Entity Binding Failures in Speech LLM Reasoning: Diagnosis and Chain-of-Thought Intervention
2026-06-03 • Computation and Language
Computation and Language
AI summaryⓘ
The authors studied why speech-based language models (SLLMs) struggle with complex reasoning compared to text-based ones. They found that speech models do well on some tasks like spatial and factual reasoning but fail on logical tasks that require keeping track of entities. The problem is that speech makes it hard for models to connect entities with their properties during thought. To fix this, the authors created a method called Entity-Aware Chain-of-Thought that helps models explicitly link entities before reasoning, which improved accuracy significantly, even with speech recognition errors.

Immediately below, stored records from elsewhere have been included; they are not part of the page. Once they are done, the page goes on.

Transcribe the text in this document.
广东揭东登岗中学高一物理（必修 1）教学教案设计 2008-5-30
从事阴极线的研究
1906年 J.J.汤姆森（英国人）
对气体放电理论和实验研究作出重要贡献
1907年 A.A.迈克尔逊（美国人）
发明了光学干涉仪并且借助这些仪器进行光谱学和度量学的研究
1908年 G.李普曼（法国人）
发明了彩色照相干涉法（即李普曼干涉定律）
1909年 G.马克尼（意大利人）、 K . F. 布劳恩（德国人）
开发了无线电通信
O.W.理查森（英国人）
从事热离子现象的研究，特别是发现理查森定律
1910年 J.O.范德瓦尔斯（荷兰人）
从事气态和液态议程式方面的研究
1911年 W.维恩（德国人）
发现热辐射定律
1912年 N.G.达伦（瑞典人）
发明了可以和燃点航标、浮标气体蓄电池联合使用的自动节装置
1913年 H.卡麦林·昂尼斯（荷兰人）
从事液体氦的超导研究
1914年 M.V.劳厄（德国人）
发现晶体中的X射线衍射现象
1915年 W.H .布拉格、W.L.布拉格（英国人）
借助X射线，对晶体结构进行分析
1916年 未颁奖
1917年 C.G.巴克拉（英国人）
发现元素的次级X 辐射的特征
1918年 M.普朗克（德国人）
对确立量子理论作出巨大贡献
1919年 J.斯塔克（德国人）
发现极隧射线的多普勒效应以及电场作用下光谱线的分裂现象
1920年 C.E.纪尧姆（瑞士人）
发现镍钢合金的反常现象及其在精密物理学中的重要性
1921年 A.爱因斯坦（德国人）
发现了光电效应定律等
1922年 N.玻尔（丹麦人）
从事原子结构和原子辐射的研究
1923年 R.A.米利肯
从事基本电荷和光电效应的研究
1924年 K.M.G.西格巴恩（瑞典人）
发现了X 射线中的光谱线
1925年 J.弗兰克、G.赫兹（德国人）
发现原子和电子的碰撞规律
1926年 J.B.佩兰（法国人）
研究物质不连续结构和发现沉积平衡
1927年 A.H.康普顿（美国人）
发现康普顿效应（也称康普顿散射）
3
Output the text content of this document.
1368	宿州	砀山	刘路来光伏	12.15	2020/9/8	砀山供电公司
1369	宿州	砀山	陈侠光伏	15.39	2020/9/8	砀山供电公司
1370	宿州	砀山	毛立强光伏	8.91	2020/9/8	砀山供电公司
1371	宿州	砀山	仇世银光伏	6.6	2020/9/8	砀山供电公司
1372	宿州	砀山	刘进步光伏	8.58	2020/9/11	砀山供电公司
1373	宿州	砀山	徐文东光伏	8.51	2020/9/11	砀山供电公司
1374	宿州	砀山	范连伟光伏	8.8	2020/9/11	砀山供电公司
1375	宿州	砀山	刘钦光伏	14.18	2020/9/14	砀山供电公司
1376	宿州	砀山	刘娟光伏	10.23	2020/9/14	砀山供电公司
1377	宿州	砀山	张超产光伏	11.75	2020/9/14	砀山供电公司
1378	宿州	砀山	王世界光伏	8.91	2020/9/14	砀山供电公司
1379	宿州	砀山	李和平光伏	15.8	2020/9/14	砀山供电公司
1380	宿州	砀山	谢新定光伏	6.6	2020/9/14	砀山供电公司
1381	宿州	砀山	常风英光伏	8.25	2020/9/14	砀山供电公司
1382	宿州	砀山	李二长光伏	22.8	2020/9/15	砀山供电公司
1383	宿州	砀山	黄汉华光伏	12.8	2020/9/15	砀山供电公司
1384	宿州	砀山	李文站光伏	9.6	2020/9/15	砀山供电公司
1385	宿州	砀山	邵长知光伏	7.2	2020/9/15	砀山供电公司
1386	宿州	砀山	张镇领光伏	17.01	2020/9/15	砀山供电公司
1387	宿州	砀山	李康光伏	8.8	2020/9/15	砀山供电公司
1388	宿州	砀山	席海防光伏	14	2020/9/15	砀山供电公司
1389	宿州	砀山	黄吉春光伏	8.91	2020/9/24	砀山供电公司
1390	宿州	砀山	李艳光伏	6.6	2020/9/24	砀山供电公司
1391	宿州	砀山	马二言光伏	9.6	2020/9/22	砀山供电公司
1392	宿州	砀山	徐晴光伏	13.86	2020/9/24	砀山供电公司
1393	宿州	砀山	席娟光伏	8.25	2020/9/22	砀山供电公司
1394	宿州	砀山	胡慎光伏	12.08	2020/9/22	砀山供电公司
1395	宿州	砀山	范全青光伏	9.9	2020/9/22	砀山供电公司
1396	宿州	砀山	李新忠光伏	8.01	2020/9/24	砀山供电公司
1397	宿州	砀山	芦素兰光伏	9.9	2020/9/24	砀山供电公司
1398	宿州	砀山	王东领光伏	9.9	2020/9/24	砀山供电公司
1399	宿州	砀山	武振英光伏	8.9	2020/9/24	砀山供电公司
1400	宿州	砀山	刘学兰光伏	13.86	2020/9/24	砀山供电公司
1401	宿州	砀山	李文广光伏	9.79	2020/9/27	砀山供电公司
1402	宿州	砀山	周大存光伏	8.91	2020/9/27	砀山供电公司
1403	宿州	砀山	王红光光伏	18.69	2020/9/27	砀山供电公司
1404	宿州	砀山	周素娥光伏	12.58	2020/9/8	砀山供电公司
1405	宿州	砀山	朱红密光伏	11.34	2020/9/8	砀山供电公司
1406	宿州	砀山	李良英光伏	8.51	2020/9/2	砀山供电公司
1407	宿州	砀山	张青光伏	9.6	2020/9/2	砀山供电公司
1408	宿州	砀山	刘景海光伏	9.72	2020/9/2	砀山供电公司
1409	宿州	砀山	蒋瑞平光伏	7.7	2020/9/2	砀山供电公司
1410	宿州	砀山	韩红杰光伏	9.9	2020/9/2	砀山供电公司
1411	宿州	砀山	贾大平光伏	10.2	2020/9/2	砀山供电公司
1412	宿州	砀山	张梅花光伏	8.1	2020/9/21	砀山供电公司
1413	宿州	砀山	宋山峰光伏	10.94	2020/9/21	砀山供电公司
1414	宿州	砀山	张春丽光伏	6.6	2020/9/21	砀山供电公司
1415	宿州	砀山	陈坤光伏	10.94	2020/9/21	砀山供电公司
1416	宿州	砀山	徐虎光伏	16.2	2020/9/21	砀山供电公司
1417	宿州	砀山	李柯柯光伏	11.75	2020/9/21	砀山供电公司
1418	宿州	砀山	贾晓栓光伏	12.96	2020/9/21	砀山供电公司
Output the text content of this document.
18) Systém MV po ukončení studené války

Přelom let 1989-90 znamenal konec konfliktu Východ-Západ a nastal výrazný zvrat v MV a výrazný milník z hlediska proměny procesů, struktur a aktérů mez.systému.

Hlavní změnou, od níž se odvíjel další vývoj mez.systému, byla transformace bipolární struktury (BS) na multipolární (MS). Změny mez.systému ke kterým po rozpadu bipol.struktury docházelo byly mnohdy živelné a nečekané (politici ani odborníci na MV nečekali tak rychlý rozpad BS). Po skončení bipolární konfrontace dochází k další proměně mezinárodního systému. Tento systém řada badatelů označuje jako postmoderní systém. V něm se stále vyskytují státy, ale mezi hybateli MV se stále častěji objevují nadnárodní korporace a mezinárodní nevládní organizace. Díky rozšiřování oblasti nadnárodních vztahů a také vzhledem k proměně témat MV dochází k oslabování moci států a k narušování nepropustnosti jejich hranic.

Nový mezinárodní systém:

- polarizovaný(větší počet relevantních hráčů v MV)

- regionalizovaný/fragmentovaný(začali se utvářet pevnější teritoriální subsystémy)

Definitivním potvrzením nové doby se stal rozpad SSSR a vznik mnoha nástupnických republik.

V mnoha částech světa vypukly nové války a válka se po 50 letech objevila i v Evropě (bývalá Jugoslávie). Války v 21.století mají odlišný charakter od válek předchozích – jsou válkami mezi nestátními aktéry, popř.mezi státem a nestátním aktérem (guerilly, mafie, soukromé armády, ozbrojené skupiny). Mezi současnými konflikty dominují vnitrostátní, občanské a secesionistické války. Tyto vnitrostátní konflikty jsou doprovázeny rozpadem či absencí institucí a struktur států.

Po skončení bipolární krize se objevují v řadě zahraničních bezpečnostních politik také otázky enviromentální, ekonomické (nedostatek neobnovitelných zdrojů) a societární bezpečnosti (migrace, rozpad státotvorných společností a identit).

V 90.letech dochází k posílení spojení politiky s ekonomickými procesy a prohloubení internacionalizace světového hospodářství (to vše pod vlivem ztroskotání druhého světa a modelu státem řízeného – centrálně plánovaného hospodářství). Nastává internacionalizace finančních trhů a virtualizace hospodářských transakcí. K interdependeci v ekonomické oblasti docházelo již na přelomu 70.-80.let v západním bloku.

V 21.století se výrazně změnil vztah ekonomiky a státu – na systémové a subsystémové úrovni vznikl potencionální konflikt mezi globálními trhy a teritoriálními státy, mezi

Speech Large Language ModelsText-to-Text ModelsEntity BindingChain-of-ThoughtSpatial ReasoningLogical ReasoningEntity TrackingSpeech RecognitionSemantic Binding
Authors
Ming-Hao Hsu, Xiaohai Tian, Jun Zhang, Zhizheng Wu
Abstract
Speech Large Language Models (SLLMs) underperform their text counterparts on complex reasoning. We reveal that this modality gap is not a uniform cognitive deficit. Evaluating three diverse SLLMs, we show speech-to-text (S2T) matches or exceeds text-to-text (T2T) on spatial, syntactic, and factual tasks. However, on logical tasks requiring entity tracking, S2T accuracy collapses to chance. We diagnose this localized degradation as an entity binding failure: continuous speech features cause models to lose precise entity-property associations during implicit reasoning. To resolve this, we propose Entity-Aware Chain-of-Thought (EA-CoT), forcing SLLMs to explicitly enumerate entities and bind them to claims before reasoning. Strikingly, EA-CoT bridges the gap, even when spoken names are misrecognized, yielding up to a 24.4% absolute accuracy improvement. Ablations confirm these gains stem entirely from explicit semantic binding, reframing the gap as a resolvable bottleneck.